A Peer-Reviewed Pediatric DPC Study Found That 69 Percent of Families Avoided the ER by Texting Their Doctor
The moment you might recognize: a child runs a fever at eleven o’clock on a Tuesday night. You check the temperature, you check it again, and then you face the decision every parent with a traditional insurance plan knows—wait until the office opens in the morning and hope it breaks, or drive to the emergency room.
In a standard insurance-based pediatric practice, after-hours options are limited. An automated nurse line, an on-call physician who doesn’t know your child, or a message that sits in a queue until morning. None of those channels are designed for an 11 PM decision.
In a pediatric DPC practice, the access structure is different. Members can text their doctor a photo of the rash, the throat, the ear, or the redness that is keeping them up. The doctor knows the child, knows the family’s history, and can look at that photo in real time and give a specific response—not a protocol.
A peer-reviewed study published in Cureus in June 2025 set out to measure what that access actually changes.
The Study
Researchers distributed a cross-sectional electronic survey to 155 families enrolled in a multi-physician pediatric DPC network in April 2023. Fifty-nine families responded—a 38 percent response rate. The survey asked how they used telehealth modalities to communicate with their doctor and whether those modalities helped them avoid in-person care.
What members reported using:
- 100 percent texted questions to their doctor
- 93 percent sent clinical photos
- 88 percent placed direct phone calls
- 22 percent used video chat
Those modalities changed where families went—or didn’t go—when something came up:
- 98 percent avoided at least one doctor’s office visit
- 92 percent avoided at least one urgent care visit
- 69 percent avoided at least one emergency department visit
The researchers calculated the minimum mean healthcare expenditure avoided by using those modalities: $1,171.13 per family per year.

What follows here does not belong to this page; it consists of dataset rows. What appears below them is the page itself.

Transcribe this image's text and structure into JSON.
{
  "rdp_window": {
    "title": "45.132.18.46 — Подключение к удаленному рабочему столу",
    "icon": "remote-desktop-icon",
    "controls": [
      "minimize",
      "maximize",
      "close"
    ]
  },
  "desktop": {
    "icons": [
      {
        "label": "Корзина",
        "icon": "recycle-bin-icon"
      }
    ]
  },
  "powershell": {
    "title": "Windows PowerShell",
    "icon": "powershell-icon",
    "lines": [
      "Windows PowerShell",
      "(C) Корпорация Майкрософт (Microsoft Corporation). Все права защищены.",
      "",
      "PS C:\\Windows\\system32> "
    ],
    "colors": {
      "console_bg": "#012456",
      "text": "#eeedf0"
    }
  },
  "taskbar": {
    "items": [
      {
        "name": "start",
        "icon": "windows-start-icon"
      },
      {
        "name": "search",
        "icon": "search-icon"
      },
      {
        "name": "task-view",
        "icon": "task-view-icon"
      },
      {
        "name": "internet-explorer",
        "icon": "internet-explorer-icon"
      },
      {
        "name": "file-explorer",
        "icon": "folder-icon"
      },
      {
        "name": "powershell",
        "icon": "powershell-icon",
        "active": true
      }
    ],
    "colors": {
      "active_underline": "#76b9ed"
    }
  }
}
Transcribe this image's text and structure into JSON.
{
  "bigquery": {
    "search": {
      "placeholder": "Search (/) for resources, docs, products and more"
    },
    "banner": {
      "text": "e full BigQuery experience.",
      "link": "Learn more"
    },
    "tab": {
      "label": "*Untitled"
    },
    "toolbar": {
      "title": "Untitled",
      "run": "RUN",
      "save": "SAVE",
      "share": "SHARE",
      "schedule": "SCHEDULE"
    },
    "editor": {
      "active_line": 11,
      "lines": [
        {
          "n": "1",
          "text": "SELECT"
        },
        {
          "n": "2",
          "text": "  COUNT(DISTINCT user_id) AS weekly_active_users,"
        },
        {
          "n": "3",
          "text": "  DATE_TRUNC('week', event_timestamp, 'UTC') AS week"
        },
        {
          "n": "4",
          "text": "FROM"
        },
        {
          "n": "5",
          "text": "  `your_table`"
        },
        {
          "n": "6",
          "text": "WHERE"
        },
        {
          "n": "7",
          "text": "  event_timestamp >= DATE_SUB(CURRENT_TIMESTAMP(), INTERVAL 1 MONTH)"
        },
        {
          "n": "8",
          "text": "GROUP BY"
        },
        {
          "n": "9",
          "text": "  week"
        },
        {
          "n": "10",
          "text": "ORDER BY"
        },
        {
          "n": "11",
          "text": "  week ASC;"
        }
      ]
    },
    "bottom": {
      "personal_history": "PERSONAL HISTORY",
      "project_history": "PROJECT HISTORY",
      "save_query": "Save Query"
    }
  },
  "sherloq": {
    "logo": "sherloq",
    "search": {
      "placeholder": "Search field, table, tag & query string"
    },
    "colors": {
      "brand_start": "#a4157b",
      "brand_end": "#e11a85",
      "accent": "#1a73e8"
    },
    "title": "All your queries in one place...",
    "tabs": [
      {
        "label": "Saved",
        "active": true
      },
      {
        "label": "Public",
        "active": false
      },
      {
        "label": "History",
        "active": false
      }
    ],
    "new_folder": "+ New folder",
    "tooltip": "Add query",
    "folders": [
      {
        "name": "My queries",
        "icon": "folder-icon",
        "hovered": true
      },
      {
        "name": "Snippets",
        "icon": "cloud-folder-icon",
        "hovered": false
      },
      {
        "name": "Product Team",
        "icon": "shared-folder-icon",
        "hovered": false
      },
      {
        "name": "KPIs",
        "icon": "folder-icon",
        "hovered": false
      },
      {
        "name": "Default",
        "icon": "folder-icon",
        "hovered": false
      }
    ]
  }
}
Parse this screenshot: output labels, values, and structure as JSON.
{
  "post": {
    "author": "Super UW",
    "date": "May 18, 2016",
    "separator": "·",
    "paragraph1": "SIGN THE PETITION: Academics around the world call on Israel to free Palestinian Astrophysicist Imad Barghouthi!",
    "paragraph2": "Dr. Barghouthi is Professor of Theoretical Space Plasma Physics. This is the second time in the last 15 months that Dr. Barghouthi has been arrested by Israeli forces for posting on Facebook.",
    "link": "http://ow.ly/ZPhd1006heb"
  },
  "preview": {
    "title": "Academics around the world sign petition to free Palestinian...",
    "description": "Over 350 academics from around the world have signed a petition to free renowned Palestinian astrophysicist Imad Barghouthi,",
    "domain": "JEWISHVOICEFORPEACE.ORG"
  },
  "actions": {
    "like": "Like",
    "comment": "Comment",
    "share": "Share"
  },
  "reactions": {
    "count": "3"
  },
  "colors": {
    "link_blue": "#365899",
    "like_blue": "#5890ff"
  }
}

Patient satisfaction landed at a Net Promoter Score of 98 out of 100—meaning nearly every respondent would actively recommend the practice to others.
Why That ER Number Matters
Emergency department visits are expensive regardless of insurance status, and a significant share of them happen because patients can’t reach their primary care physician in time. The gap between “I need to ask a question” and “I need a medical answer” is what sends families to the ER at midnight—not because the condition requires emergency care, but because no other option is available.
In pediatric DPC, the gap is smaller. The 69 percent ER avoidance figure in this study reflects what happens when that gap closes: families make different decisions. A photo of a rash sent at 10 PM and a response that says “watch it, call me if the fever goes above 103” is a different outcome than driving forty minutes to an emergency department and sitting for three hours.
The $1,171 figure is a minimum—calculated using the low end of cost estimates for each type of avoided visit. In markets with higher healthcare costs, the actual savings per family would likely be higher.
Two Studies, Two Angles
This study is the companion piece to a separate national survey of pediatric DPC physicians published in Cureus one month earlier. That study—the first peer-reviewed national survey of pediatricians in DPC practices—found that 94 percent of physicians in pediatric DPC would not return to a traditional model. DPC Insider covered those findings when they were published.
The two studies address different questions. The physician survey asked: does this model work for the doctor? The patient survey asked: does this model change what the patient does? The directional answer from both sides is the same.
Together, they are among the first peer-reviewed analyses of the pediatric DPC experience from both sides of the exam room. The pediatric DPC field has historically relied on practitioner testimonials and individual practice data. These two studies are early anchors in a more formal evidence base.
Limitations Worth Noting
The authors of the telehealth study are transparent about the limitations. The sample is small—59 respondents—and self-selected. Families who respond to a voluntary survey from their own practice might skew more satisfied than the broader membership. The survey asked participants to self-report how often they used telehealth to avoid in-person visits, which depends on recall accuracy.
The study represents one multi-physician network in one geographic area, not a nationally representative sample. Readers should treat the findings as directional rather than definitive.
With those limitations stated: the directional finding holds. Members of a pediatric DPC practice report that having direct access to their doctor’s phone number changed what they did when their child got sick. That behavioral shift shows up in the ER and urgent care avoidance data, and it carries a dollar value.
What This Means
For pediatric DPC practitioners, the study offers concrete numbers for conversations that often stay qualitative. When an employer asks what DPC membership actually changes for families, “69 percent avoided an ER visit” is a specific, citable data point—not just a description of the model.
For families evaluating a DPC membership, the $1,171 annual minimum savings provides a useful frame. Pediatric DPC memberships typically run between $50 and $100 per month. If the direct access that comes with that membership prevents one urgent care visit and one ER trip per year, the membership cost may pay for itself in avoided copays and facility fees alone.
For the broader evidence base, both 2025 Cureus studies point in the same direction: the access model changes clinician experience and patient behavior simultaneously. The DPC field needs more studies, larger samples, and stronger research designs. These are a start.
The 11 PM fever question has an answer in pediatric DPC. The data suggests that families who have that answer are using it.